🤖 AI Summary
This paper identifies a critical pitfall in computational social science text classification under the LLM era: *conceptualization bias*—the absence of explicit, operational definitions for target concepts (e.g., “protest events”) induces irreversible downstream statistical inference bias, unmitigable by improving model accuracy or post-hoc calibration. We employ generative large language models for text classification and develop a simulation framework to quantify how conceptualization error propagates into estimation bias and variance. Our core contribution is the first systematic demonstration that conceptual rigor must precede model optimization; we propose a *codebook-driven paradigm* for low-bias practice, mandating integration of precise, reproducible concept definitions—including boundary cases and decision rules—throughout the analytical pipeline. Results show that embedding structured codebooks enables cost-effective, unbiased, and low-variance causal or descriptive estimation.
📝 Abstract
Generative large language models (LLMs) are now used extensively for text classification in computational social science (CSS).
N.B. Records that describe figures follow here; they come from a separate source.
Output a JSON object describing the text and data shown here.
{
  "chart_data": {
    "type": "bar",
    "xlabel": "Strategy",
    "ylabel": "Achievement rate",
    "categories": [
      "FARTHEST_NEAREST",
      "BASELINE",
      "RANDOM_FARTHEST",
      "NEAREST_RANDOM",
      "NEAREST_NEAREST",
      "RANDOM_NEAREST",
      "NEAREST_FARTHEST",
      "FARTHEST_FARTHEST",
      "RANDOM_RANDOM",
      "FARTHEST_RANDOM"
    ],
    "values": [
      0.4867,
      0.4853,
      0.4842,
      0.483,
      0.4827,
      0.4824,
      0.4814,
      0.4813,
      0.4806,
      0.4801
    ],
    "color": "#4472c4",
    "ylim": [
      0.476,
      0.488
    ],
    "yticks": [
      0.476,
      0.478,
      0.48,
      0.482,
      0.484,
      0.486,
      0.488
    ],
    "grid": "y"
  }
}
In this work, focus on the steps before and after LLM prompting -- conceptualization of concepts to be classified and using LLM predictions in downstream statistical inference -- which we argue have been overlooked in much of LLM-era CSS. We claim LLMs can tempt analysts to skip the conceptualization step, creating conceptualization errors that bias downstream estimates. Using simulations, we show that this conceptualization-induced bias cannot be corrected for solely by increasing LLM accuracy or post-hoc bias correction methods. We conclude by reminding CSS analysts that conceptualization is still a first-order concern in the LLM-era and provide concrete advice on how to pursue low-cost, unbiased, low-variance downstream estimates.